Zinc oxide nanoparticles (ZnO NPs) possess huge application potential. However, the toxicity of ZnO NPs is a great cause of concern. Indeed, ZnO NPs have been found to cause neurotoxicity. As microglial dysfunctions have been linked to the neurotoxic potential of NPs, the physico-chemical properties of ZnO NPs were determined and their cytotoxic effects were characterised on murine microglial BV-2 cells. In-house prepared and meticulously characterised ZnO NPs exhibited narrow size distribution with an average size of around 20 nm and a zeta potential at physiological pH around 24 mV. ZnO NPs did not exhibit aggregation in the cell culture medium. When microglial BV-2 cells were exposed for 6 and 24 h to ZnO NPs (5, 10, 20, 40, and 80 μg/mL), several cell damages were observed. Cellular accumulation of NPs in microglial BV-2 cells was associated with cell growth inhibition and cell death induction, measured by the trypan blue exclusion and MTT assays. Mitochondrial dysfunction and lysosomal alteration were associated with increased plasma membrane permeability measured by staining with DiOC6(3), acridine orange, and propidium iodide, respectively.
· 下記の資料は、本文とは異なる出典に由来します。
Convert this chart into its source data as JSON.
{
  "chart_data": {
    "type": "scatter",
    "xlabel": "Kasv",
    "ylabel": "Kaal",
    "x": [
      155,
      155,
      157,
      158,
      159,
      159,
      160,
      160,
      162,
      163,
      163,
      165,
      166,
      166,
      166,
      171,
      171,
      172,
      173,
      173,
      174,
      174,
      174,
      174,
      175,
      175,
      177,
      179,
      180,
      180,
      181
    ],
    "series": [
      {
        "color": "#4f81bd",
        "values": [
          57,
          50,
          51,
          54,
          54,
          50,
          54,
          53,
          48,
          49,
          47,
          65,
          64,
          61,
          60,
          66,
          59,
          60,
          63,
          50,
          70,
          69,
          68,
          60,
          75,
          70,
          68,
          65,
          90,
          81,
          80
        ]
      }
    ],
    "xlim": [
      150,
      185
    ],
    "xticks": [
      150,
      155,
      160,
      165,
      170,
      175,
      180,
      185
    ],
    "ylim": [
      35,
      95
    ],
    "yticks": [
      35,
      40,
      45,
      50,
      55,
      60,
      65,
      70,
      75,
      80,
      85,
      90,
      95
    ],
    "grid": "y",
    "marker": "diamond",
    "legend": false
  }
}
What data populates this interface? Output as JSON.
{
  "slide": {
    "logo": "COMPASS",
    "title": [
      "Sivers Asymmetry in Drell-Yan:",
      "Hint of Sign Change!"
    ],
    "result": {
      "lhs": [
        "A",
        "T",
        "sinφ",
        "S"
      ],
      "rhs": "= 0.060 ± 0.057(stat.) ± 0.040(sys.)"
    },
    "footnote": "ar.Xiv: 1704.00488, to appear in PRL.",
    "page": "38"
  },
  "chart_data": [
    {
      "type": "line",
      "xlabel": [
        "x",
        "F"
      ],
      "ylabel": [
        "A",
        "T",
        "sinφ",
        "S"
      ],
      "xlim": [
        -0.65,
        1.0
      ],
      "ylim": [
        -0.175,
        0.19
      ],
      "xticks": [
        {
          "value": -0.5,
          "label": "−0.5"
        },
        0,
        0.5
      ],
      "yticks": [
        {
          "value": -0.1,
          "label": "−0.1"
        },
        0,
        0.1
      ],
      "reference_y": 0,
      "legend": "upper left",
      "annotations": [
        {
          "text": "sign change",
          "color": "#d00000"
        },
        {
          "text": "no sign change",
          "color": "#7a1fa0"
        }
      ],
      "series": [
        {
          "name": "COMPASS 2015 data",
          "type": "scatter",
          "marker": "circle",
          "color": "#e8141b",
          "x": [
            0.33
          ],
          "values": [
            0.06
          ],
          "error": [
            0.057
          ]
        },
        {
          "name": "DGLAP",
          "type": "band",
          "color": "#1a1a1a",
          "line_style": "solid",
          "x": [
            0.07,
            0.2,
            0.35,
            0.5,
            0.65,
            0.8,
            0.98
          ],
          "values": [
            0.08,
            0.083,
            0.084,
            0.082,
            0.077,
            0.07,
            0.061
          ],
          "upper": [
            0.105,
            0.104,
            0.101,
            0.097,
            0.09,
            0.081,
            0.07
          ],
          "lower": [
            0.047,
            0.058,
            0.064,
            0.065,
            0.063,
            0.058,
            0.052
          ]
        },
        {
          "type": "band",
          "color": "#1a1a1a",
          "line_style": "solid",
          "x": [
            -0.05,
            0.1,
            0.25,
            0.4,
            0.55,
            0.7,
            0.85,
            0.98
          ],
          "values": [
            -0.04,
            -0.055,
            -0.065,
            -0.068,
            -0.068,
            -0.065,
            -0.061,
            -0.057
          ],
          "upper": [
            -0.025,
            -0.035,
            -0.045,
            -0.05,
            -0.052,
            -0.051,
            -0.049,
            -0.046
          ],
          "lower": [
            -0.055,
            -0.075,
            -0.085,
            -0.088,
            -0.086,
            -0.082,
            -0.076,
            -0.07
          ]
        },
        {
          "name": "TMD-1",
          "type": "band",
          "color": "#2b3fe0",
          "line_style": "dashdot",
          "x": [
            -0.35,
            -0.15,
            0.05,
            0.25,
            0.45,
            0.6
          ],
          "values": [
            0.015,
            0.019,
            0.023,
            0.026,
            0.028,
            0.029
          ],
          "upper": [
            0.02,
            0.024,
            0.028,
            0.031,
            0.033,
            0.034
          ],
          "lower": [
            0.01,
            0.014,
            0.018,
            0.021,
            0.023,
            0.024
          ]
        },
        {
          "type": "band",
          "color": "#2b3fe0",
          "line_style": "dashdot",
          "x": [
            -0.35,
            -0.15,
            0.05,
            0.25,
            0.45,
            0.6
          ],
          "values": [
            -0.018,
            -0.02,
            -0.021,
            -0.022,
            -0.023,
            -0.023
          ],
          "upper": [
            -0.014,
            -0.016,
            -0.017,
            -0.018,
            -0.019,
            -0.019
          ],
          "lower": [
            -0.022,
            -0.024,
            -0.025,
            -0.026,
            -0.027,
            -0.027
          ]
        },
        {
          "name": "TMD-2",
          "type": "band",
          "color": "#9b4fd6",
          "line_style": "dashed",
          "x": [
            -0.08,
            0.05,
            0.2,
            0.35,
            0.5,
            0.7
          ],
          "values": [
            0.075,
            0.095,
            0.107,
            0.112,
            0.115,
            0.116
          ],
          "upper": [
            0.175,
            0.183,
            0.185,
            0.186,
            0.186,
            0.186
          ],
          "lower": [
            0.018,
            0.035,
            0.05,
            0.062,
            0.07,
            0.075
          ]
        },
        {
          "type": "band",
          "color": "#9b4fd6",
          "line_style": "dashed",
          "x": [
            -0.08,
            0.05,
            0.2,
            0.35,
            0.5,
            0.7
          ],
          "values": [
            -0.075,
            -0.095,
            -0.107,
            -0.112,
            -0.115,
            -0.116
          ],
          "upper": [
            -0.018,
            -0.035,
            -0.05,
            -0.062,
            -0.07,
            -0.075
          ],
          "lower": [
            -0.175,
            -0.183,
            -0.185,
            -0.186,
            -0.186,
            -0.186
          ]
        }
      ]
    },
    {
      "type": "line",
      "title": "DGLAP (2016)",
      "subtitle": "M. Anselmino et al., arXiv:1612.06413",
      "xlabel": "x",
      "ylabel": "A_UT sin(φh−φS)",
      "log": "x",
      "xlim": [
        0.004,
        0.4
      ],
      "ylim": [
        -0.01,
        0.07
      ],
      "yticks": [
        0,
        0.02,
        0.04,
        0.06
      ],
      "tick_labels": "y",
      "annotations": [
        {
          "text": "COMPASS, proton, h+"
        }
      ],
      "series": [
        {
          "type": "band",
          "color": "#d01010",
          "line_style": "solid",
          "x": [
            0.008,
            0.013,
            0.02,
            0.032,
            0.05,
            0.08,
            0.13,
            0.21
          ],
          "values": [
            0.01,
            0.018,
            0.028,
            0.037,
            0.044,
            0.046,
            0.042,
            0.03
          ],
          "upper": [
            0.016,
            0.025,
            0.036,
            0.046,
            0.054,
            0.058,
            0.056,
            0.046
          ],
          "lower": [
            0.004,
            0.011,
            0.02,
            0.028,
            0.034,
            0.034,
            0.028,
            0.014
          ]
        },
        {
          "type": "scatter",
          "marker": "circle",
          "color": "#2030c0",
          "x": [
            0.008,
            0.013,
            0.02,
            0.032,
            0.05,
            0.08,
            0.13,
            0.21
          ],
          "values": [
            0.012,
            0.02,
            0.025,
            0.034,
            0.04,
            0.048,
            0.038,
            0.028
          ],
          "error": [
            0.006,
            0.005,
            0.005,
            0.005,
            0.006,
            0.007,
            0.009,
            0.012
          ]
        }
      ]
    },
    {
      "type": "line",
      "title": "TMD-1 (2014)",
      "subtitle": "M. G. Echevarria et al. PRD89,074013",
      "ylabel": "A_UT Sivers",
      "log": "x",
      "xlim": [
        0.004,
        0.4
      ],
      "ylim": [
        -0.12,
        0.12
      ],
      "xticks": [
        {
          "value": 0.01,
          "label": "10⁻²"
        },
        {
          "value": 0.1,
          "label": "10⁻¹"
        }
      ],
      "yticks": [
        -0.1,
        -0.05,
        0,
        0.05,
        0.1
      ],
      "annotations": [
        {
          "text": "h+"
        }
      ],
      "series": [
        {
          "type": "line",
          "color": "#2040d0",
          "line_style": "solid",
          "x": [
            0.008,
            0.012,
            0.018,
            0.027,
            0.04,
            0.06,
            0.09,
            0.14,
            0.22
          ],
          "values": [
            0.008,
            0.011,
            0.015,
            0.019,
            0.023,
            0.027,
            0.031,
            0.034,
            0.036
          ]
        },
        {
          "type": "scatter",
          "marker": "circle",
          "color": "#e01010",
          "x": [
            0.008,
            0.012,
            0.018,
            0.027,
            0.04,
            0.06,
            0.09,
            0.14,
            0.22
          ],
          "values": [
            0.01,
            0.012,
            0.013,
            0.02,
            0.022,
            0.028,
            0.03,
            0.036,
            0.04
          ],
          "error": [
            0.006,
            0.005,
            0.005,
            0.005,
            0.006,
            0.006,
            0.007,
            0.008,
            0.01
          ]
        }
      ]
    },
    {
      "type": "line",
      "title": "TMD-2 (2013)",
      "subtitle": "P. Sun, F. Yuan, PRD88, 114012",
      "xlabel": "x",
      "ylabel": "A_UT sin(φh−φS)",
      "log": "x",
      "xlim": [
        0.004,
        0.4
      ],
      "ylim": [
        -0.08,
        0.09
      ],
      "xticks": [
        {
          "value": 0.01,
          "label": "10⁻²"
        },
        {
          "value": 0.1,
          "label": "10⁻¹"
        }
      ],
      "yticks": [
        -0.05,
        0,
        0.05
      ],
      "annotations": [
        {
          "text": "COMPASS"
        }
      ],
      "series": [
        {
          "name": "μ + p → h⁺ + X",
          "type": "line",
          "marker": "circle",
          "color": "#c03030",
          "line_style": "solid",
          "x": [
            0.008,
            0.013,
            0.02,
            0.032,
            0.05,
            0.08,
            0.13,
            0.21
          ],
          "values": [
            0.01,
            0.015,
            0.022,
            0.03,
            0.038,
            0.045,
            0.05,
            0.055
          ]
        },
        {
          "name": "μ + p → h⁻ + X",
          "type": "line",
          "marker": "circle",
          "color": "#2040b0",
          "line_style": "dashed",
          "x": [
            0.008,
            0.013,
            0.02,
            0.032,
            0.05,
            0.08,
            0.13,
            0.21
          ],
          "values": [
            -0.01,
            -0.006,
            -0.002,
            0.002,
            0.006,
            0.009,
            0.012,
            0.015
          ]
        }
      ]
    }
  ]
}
In addition, an accumulation of reactive oxygen species (ROS) was detected after staining with dihydroethidium and dihydrorhodamine 123. No apoptotic features were present: no cells with condensed and/or fragmented nuclei (Hoechst staining) characteristic of apoptotic cells, absence of subG1 cells, absence of caspase-3 cleavage, and PARP fragmentation. With ZnO NPs (80 μg/mL), with the annexin V/propidium iodide (PI) assay, few apoptotic cells (annexin V+/PI- cells) were detected whereas (annexin V+/PI+ cells) evocating necrotic cells were mainly identified. No modification of the cells in the different phases of the cell cycle was found. Altogether, our data show that ZnO NPs induce a non-apoptotic mode of cell death associated with an accumulation of ROS, mitochondrial, and lysosomal dysfunction and plasma membrane damages in microglial BV-2 cells.Graphical abstract.